Toronto men charged with drug trafficking in L.A.

Two Toronto men pleaded not guilty to drug trafficking charges in Los Angeles after police there raided a warehouse filled with romaine lettuce, parsley and a locked safe containing more than 47 kilograms of cocaine and about $2.4 million (U.S.) in cash.

Agents with the U.S. Immigration and Customs Enforcement’s (ICE) Homeland Security Investigations and several local police departments said they followed a Canadian man after he landed at LAX airport from Toronto’s Pearson Airport on January 5, which led them to a suspected drug house in North Hollywood and a warehouse and tractor trailer in Valencia, which is about 50 km from Los Angeles.

Around 10 p.m. last Thursday, the multi-agency task force swooped down on the house, truck and warehouse. Outside the storage facility, they found a tractor trailer being loaded with romaine lettuce and parsley, according to Sgt. Saul Rodriguez of the narcotic squad of Santa Monica Police Department.

Inside they discovered a locked safe that the Los Angeles County Fire Department had to cut open, revealing cocaine and cash inside.

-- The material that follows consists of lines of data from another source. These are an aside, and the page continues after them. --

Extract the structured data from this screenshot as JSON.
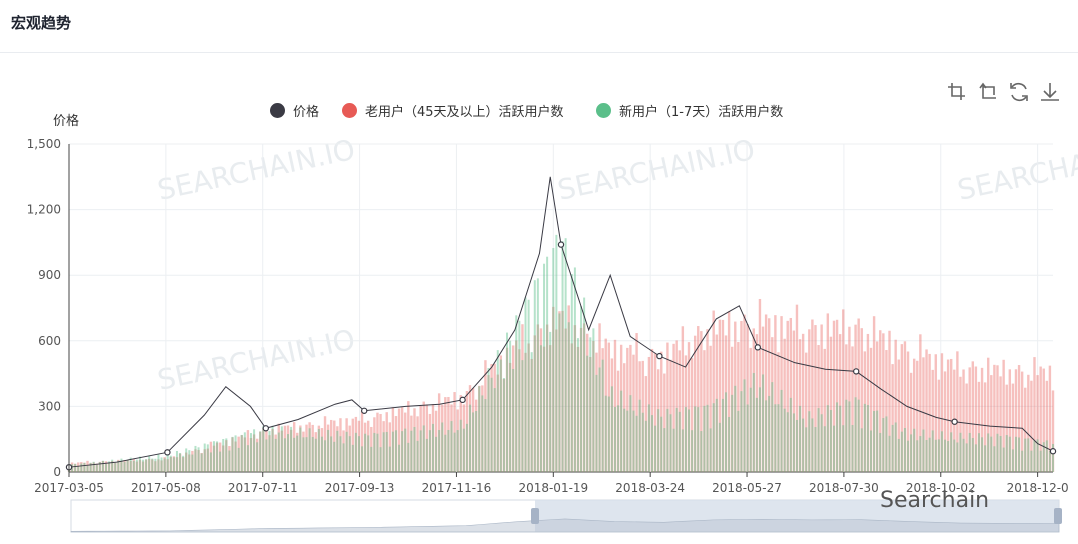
{
  "header": {
    "title": "宏观趋势"
  },
  "toolbox": {
    "icons": [
      "zoom-select-icon",
      "zoom-reset-icon",
      "restore-icon",
      "download-icon"
    ]
  },
  "watermarks": {
    "brand": "SEARCHAIN.IO",
    "footer": "Searchain"
  },
  "colors": {
    "price": "#3a3a44",
    "old_users": "#e75a55",
    "new_users": "#5bbf8a"
  },
  "chart_data": {
    "type": "bar",
    "ylabel": "价格",
    "ylim": [
      0,
      1500
    ],
    "y_ticks": [
      "0",
      "300",
      "600",
      "900",
      "1,200",
      "1,500"
    ],
    "x_ticks": [
      "2017-03-05",
      "2017-05-08",
      "2017-07-11",
      "2017-09-13",
      "2017-11-16",
      "2018-01-19",
      "2018-03-24",
      "2018-05-27",
      "2018-07-30",
      "2018-10-02",
      "2018-12-0"
    ],
    "grid": true,
    "legend_position": "top",
    "series": [
      {
        "name": "价格",
        "type": "line",
        "x": [
          "2017-03-05",
          "2017-04-05",
          "2017-05-08",
          "2017-06-01",
          "2017-06-15",
          "2017-07-01",
          "2017-07-11",
          "2017-08-01",
          "2017-08-25",
          "2017-09-05",
          "2017-09-13",
          "2017-10-10",
          "2017-11-01",
          "2017-11-16",
          "2017-12-05",
          "2017-12-20",
          "2018-01-05",
          "2018-01-12",
          "2018-01-19",
          "2018-02-06",
          "2018-02-20",
          "2018-03-05",
          "2018-03-24",
          "2018-04-10",
          "2018-04-30",
          "2018-05-15",
          "2018-05-27",
          "2018-06-20",
          "2018-07-10",
          "2018-07-30",
          "2018-08-15",
          "2018-09-01",
          "2018-09-20",
          "2018-10-02",
          "2018-10-25",
          "2018-11-15",
          "2018-11-25",
          "2018-12-05"
        ],
        "values": [
          22,
          45,
          90,
          260,
          390,
          300,
          200,
          240,
          310,
          330,
          280,
          300,
          310,
          330,
          480,
          650,
          1000,
          1350,
          1040,
          650,
          900,
          620,
          530,
          480,
          700,
          760,
          570,
          500,
          470,
          460,
          380,
          300,
          250,
          230,
          210,
          200,
          130,
          95
        ]
      },
      {
        "name": "老用户（45天及以上）活跃用户数",
        "type": "bar",
        "x": [
          "2017-03-05",
          "2017-05-08",
          "2017-07-11",
          "2017-09-13",
          "2017-11-16",
          "2017-12-20",
          "2018-01-19",
          "2018-02-20",
          "2018-03-24",
          "2018-04-25",
          "2018-05-27",
          "2018-06-28",
          "2018-07-30",
          "2018-08-30",
          "2018-10-02",
          "2018-11-01",
          "2018-12-05"
        ],
        "values": [
          40,
          60,
          190,
          240,
          340,
          560,
          700,
          560,
          520,
          650,
          680,
          650,
          660,
          560,
          480,
          460,
          450
        ]
      },
      {
        "name": "新用户（1-7天）活跃用户数",
        "type": "bar",
        "x": [
          "2017-03-05",
          "2017-05-08",
          "2017-07-11",
          "2017-09-13",
          "2017-11-16",
          "2017-12-20",
          "2018-01-19",
          "2018-02-20",
          "2018-03-24",
          "2018-04-25",
          "2018-05-27",
          "2018-06-28",
          "2018-07-30",
          "2018-08-30",
          "2018-10-02",
          "2018-11-01",
          "2018-12-05"
        ],
        "values": [
          30,
          70,
          180,
          150,
          200,
          600,
          980,
          330,
          240,
          270,
          390,
          230,
          300,
          170,
          150,
          150,
          120
        ]
      }
    ]
  }
}
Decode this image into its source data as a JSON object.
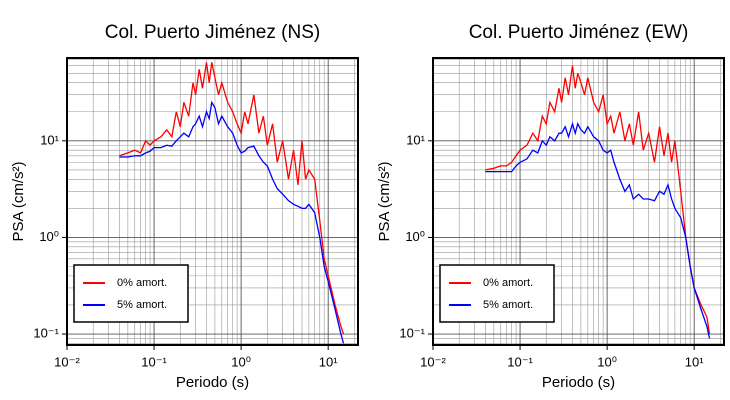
{
  "chart_data": [
    {
      "type": "line",
      "title": "Col. Puerto Jiménez (NS)",
      "x_label": "Periodo (s)",
      "y_label": "PSA (cm/s²)",
      "log_x": true,
      "log_y": true,
      "grid": true,
      "minor_grid": true,
      "legend": "lower left",
      "xlim": [
        0.01,
        22
      ],
      "ylim": [
        0.077,
        72
      ],
      "xticks": [
        {
          "value": 0.01,
          "label": "10⁻²"
        },
        {
          "value": 0.1,
          "label": "10⁻¹"
        },
        {
          "value": 1,
          "label": "10⁰"
        },
        {
          "value": 10,
          "label": "10¹"
        }
      ],
      "yticks": [
        {
          "value": 0.1,
          "label": "10⁻¹"
        },
        {
          "value": 1,
          "label": "10⁰"
        },
        {
          "value": 10,
          "label": "10¹"
        }
      ],
      "x": [
        0.04,
        0.05,
        0.06,
        0.07,
        0.08,
        0.09,
        0.1,
        0.12,
        0.14,
        0.16,
        0.18,
        0.2,
        0.22,
        0.25,
        0.28,
        0.3,
        0.33,
        0.36,
        0.4,
        0.43,
        0.46,
        0.5,
        0.55,
        0.6,
        0.7,
        0.8,
        0.9,
        1.0,
        1.1,
        1.2,
        1.4,
        1.6,
        1.8,
        2.0,
        2.3,
        2.6,
        3.0,
        3.5,
        4.0,
        4.5,
        5.0,
        5.5,
        6.0,
        7.0,
        8.0,
        9.0,
        10,
        12,
        14,
        15
      ],
      "series": [
        {
          "name": "0% amort.",
          "color": "#ff0000",
          "values": [
            7,
            7.5,
            8,
            7.5,
            10,
            9,
            10,
            11,
            13,
            11,
            20,
            14,
            25,
            18,
            40,
            30,
            55,
            35,
            65,
            40,
            65,
            45,
            30,
            40,
            25,
            20,
            15,
            12,
            20,
            15,
            30,
            12,
            18,
            9,
            15,
            6,
            10,
            4,
            8,
            3.5,
            10,
            4,
            5,
            4,
            1.5,
            0.6,
            0.4,
            0.2,
            0.12,
            0.1
          ]
        },
        {
          "name": "5% amort.",
          "color": "#0000ff",
          "values": [
            6.8,
            6.8,
            7,
            7,
            7.5,
            7.8,
            8.5,
            8.5,
            9,
            8.8,
            10,
            11,
            12,
            11,
            14,
            15,
            18,
            14,
            20,
            17,
            25,
            22,
            15,
            18,
            14,
            12,
            9,
            7.5,
            7.8,
            8.5,
            8.8,
            7,
            6,
            5.5,
            4,
            3.2,
            2.8,
            2.4,
            2.2,
            2.1,
            2,
            2,
            2.2,
            1.8,
            1,
            0.5,
            0.35,
            0.18,
            0.1,
            0.08
          ]
        }
      ]
    },
    {
      "type": "line",
      "title": "Col. Puerto Jiménez (EW)",
      "x_label": "Periodo (s)",
      "y_label": "PSA (cm/s²)",
      "log_x": true,
      "log_y": true,
      "grid": true,
      "minor_grid": true,
      "legend": "lower left",
      "xlim": [
        0.01,
        22
      ],
      "ylim": [
        0.077,
        72
      ],
      "xticks": [
        {
          "value": 0.01,
          "label": "10⁻²"
        },
        {
          "value": 0.1,
          "label": "10⁻¹"
        },
        {
          "value": 1,
          "label": "10⁰"
        },
        {
          "value": 10,
          "label": "10¹"
        }
      ],
      "yticks": [
        {
          "value": 0.1,
          "label": "10⁻¹"
        },
        {
          "value": 1,
          "label": "10⁰"
        },
        {
          "value": 10,
          "label": "10¹"
        }
      ],
      "x": [
        0.04,
        0.05,
        0.06,
        0.07,
        0.08,
        0.09,
        0.1,
        0.12,
        0.14,
        0.16,
        0.18,
        0.2,
        0.22,
        0.25,
        0.28,
        0.3,
        0.33,
        0.36,
        0.4,
        0.43,
        0.46,
        0.5,
        0.55,
        0.6,
        0.7,
        0.8,
        0.9,
        1.0,
        1.1,
        1.2,
        1.4,
        1.6,
        1.8,
        2.0,
        2.3,
        2.6,
        3.0,
        3.5,
        4.0,
        4.5,
        5.0,
        5.5,
        6.0,
        7.0,
        8.0,
        9.0,
        10,
        12,
        14,
        15
      ],
      "series": [
        {
          "name": "0% amort.",
          "color": "#ff0000",
          "values": [
            5,
            5.2,
            5.5,
            5.5,
            6,
            7,
            8,
            9,
            12,
            10,
            18,
            15,
            25,
            20,
            35,
            25,
            45,
            30,
            60,
            35,
            50,
            40,
            30,
            45,
            25,
            20,
            30,
            15,
            18,
            12,
            20,
            10,
            15,
            9,
            20,
            8,
            12,
            6,
            14,
            7,
            12,
            6,
            10,
            3,
            1,
            0.5,
            0.3,
            0.2,
            0.15,
            0.1
          ]
        },
        {
          "name": "5% amort.",
          "color": "#0000ff",
          "values": [
            4.8,
            4.8,
            4.8,
            4.8,
            4.8,
            5.5,
            6,
            6.5,
            8,
            7.5,
            10,
            9,
            11,
            10,
            12,
            12,
            14,
            11,
            15,
            12,
            15,
            13,
            12,
            14,
            11,
            10,
            8,
            7.5,
            8,
            6,
            4,
            3,
            3.5,
            2.5,
            2.8,
            2.5,
            2.5,
            2.4,
            3,
            2.8,
            3.5,
            2.5,
            2,
            1.6,
            1,
            0.5,
            0.3,
            0.18,
            0.12,
            0.09
          ]
        }
      ]
    }
  ]
}
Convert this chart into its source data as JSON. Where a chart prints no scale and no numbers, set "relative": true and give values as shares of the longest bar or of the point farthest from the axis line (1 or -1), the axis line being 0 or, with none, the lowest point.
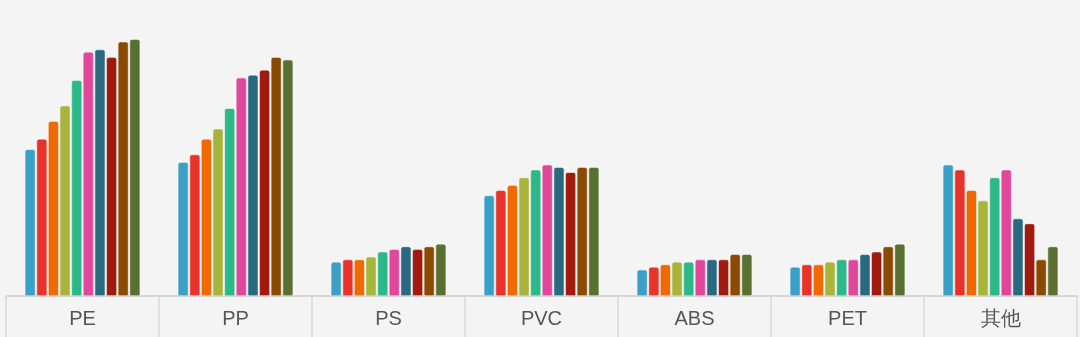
{
  "chart_data": {
    "type": "bar",
    "relative": true,
    "categories": [
      "PE",
      "PP",
      "PS",
      "PVC",
      "ABS",
      "PET",
      "其他"
    ],
    "series": [
      {
        "color": "#3aa0c8",
        "values": [
          0.57,
          0.52,
          0.13,
          0.39,
          0.1,
          0.11,
          0.51
        ]
      },
      {
        "color": "#e8322a",
        "values": [
          0.61,
          0.55,
          0.14,
          0.41,
          0.11,
          0.12,
          0.49
        ]
      },
      {
        "color": "#f06a00",
        "values": [
          0.68,
          0.61,
          0.14,
          0.43,
          0.12,
          0.12,
          0.41
        ]
      },
      {
        "color": "#a8b43a",
        "values": [
          0.74,
          0.65,
          0.15,
          0.46,
          0.13,
          0.13,
          0.37
        ]
      },
      {
        "color": "#2db88a",
        "values": [
          0.84,
          0.73,
          0.17,
          0.49,
          0.13,
          0.14,
          0.46
        ]
      },
      {
        "color": "#e0479a",
        "values": [
          0.95,
          0.85,
          0.18,
          0.51,
          0.14,
          0.14,
          0.49
        ]
      },
      {
        "color": "#2a6a80",
        "values": [
          0.96,
          0.86,
          0.19,
          0.5,
          0.14,
          0.16,
          0.3
        ]
      },
      {
        "color": "#a01a10",
        "values": [
          0.93,
          0.88,
          0.18,
          0.48,
          0.14,
          0.17,
          0.28
        ]
      },
      {
        "color": "#8a4a00",
        "values": [
          0.99,
          0.93,
          0.19,
          0.5,
          0.16,
          0.19,
          0.14
        ]
      },
      {
        "color": "#5a7030",
        "values": [
          1,
          0.92,
          0.2,
          0.5,
          0.16,
          0.2,
          0.19
        ]
      }
    ]
  }
}
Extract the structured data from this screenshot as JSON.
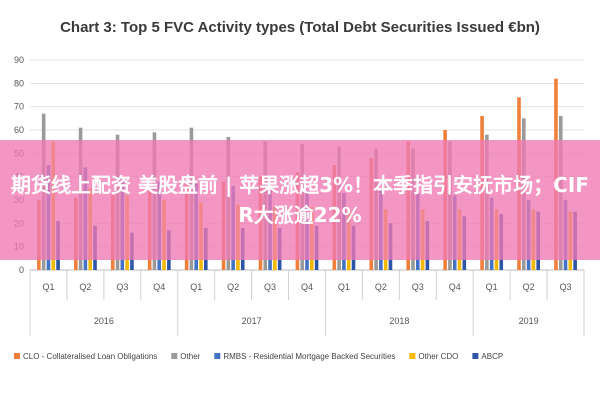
{
  "overlay": {
    "text": "期货线上配资 美股盘前 | 苹果涨超3%！本季指引安抚市场；CIFR大涨逾22%"
  },
  "colors": {
    "clo": "#f07f3c",
    "other": "#9a9a9a",
    "rmbs": "#4472c4",
    "other_cdo": "#f5b800",
    "abcp": "#2e55a6"
  },
  "chart_data": {
    "type": "bar",
    "title": "Chart 3: Top 5 FVC Activity types (Total Debt Securities Issued €bn)",
    "ylim": [
      0,
      90
    ],
    "y_ticks": [
      "0",
      "10",
      "20",
      "30",
      "40",
      "50",
      "60",
      "70",
      "80",
      "90"
    ],
    "categories": [
      "Q1",
      "Q2",
      "Q3",
      "Q4",
      "Q1",
      "Q2",
      "Q3",
      "Q4",
      "Q1",
      "Q2",
      "Q3",
      "Q4",
      "Q1",
      "Q2",
      "Q3"
    ],
    "groups": [
      {
        "label": "2016",
        "count": 4
      },
      {
        "label": "2017",
        "count": 4
      },
      {
        "label": "2018",
        "count": 4
      },
      {
        "label": "2019",
        "count": 3
      }
    ],
    "series": [
      {
        "name": "CLO - Collateralised Loan Obligations",
        "color_key": "clo",
        "values": [
          30,
          31,
          32,
          34,
          37,
          38,
          40,
          42,
          45,
          48,
          55,
          60,
          66,
          74,
          82
        ]
      },
      {
        "name": "Other",
        "color_key": "other",
        "values": [
          67,
          61,
          58,
          59,
          61,
          57,
          55,
          54,
          53,
          52,
          52,
          55,
          58,
          65,
          66
        ]
      },
      {
        "name": "RMBS - Residential Mortgage Backed Securities",
        "color_key": "rmbs",
        "values": [
          45,
          44,
          40,
          38,
          37,
          36,
          35,
          34,
          33,
          34,
          33,
          32,
          31,
          30,
          30
        ]
      },
      {
        "name": "Other CDO",
        "color_key": "other_cdo",
        "values": [
          55,
          35,
          32,
          30,
          29,
          28,
          27,
          27,
          26,
          26,
          26,
          26,
          26,
          26,
          25
        ]
      },
      {
        "name": "ABCP",
        "color_key": "abcp",
        "values": [
          21,
          19,
          16,
          17,
          18,
          18,
          18,
          19,
          19,
          20,
          21,
          23,
          24,
          25,
          25
        ]
      }
    ],
    "grid": true,
    "legend_position": "bottom"
  }
}
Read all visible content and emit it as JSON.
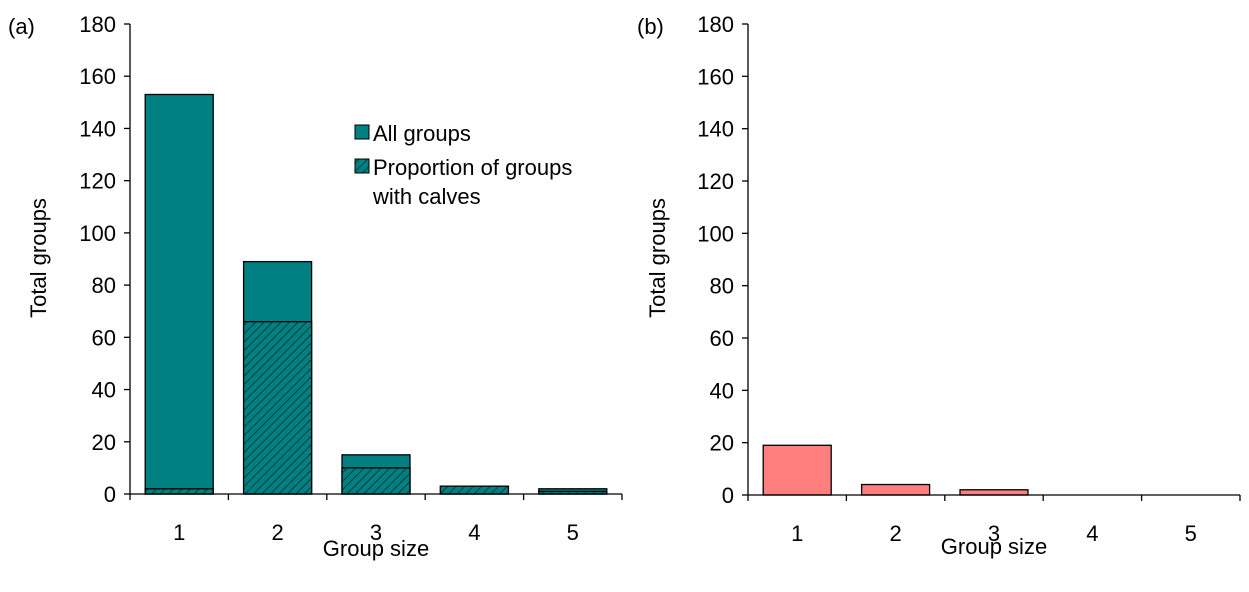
{
  "chart_data": [
    {
      "type": "bar",
      "panel_label": "(a)",
      "xlabel": "Group size",
      "ylabel": "Total groups",
      "categories": [
        "1",
        "2",
        "3",
        "4",
        "5"
      ],
      "ylim": [
        0,
        180
      ],
      "yticks": [
        0,
        20,
        40,
        60,
        80,
        100,
        120,
        140,
        160,
        180
      ],
      "grid": false,
      "legend_position": "top-right",
      "series": [
        {
          "name": "All groups",
          "values": [
            153,
            89,
            15,
            3,
            2
          ],
          "color": "#008080",
          "pattern": "solid"
        },
        {
          "name": "Proportion of groups with calves",
          "values": [
            2,
            66,
            10,
            3,
            1
          ],
          "color": "#008080",
          "pattern": "hatched"
        }
      ],
      "legend": {
        "items": [
          {
            "key": "solid",
            "lines": [
              "All groups"
            ]
          },
          {
            "key": "hatched",
            "lines": [
              "Proportion of groups",
              "with calves"
            ]
          }
        ]
      }
    },
    {
      "type": "bar",
      "panel_label": "(b)",
      "xlabel": "Group size",
      "ylabel": "Total groups",
      "categories": [
        "1",
        "2",
        "3",
        "4",
        "5"
      ],
      "ylim": [
        0,
        180
      ],
      "yticks": [
        0,
        20,
        40,
        60,
        80,
        100,
        120,
        140,
        160,
        180
      ],
      "grid": false,
      "series": [
        {
          "values": [
            19,
            4,
            2,
            0,
            0
          ],
          "color": "#ff7f7f",
          "pattern": "solid"
        }
      ]
    }
  ]
}
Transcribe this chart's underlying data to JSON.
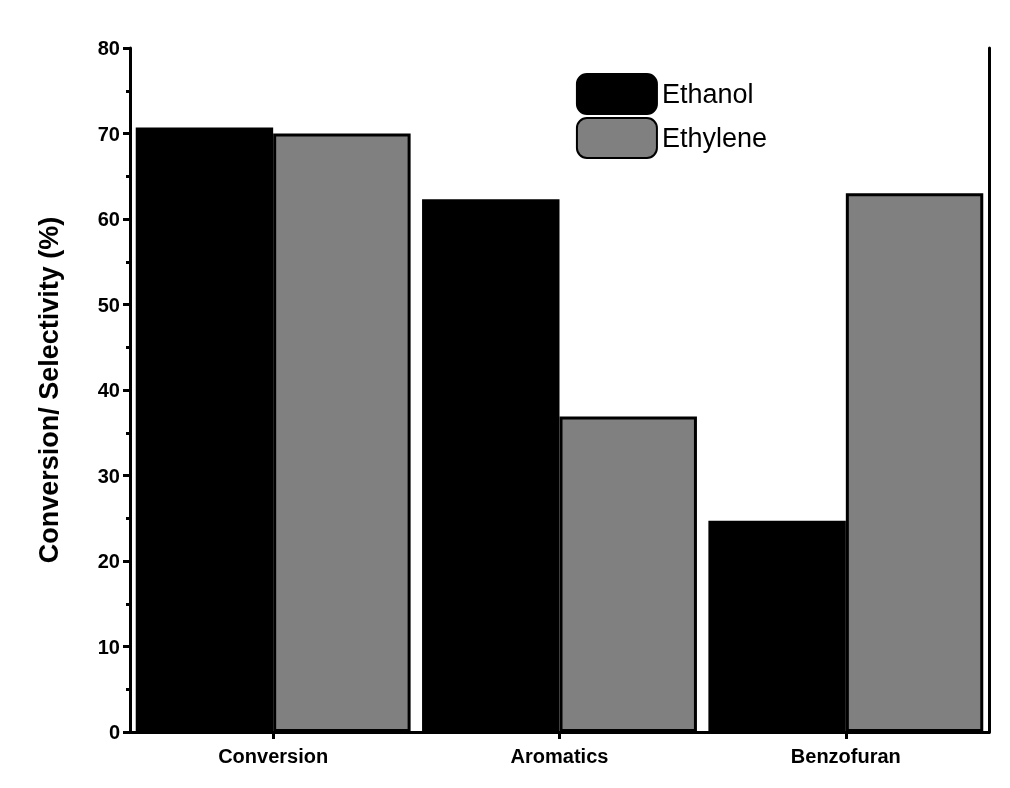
{
  "chart_data": {
    "type": "bar",
    "ylabel": "Conversion/ Selectivity (%)",
    "categories": [
      "Conversion",
      "Aromatics",
      "Benzofuran"
    ],
    "series": [
      {
        "name": "Ethanol",
        "color": "#000000",
        "values": [
          70.7,
          62.3,
          24.7
        ]
      },
      {
        "name": "Ethylene",
        "color": "#808080",
        "values": [
          70.0,
          36.9,
          63.0
        ]
      }
    ],
    "ylim": [
      0,
      80
    ],
    "yticks": [
      0,
      10,
      20,
      30,
      40,
      50,
      60,
      70,
      80
    ],
    "grid": false,
    "legend": "top right"
  }
}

Vasile Babuschin, 19, and Sergei Souetov, 32, both of Toronto, were charged with possession of cocaine for sale. Babuschin was arrested inside the Valencia warehouse while Souetov was arrested in a North Hollywood house. They remain in a Los Angeles County jail as they await a February 4 preliminary-setting court date, according to Babuschin’s lawyer, Ronald Richards.

“Our defence is simple,” Richards told the Star Tuesday night. “He is a 19-year-old that was easily manipulated to watch over a storage facility and wasn’t given all the facts about what was going on there.”

According to Sgt. Jay Trisler of the Santa Monica Police Department, Babuschin was known to police.

Richards strongly defended his client’s innocence.

Richards said Babuschin was down in Los Angeles on vacation, and wasn’t staying with Souetov. Babuschin’s family back in Toronto is concerned and upset, but “they’re standing behind him,” according to his lawyer.

Police and Richards both said Los Angeles is a major pit-stop as cocaine makes its way from Mexico to Canada. Rodriguez said the cocaine was definitely going to Canada, but wouldn’t say the exact entry point.

Police speculated the lettuce would be used to hide cocaine and smuggle it into Canada.

“We believe these suspects were going to attempt to ship this cocaine by truck to Canada, where it would have sold on the streets for more than $2 million,” said special agent Claude Arnold. “Thanks to some tenacious police work, there are some very unhappy drug dealers north of the border tonight.”

Police departments of Santa Monica, El Monte, Anaheim and Costa Mesa, California helped with the investigation.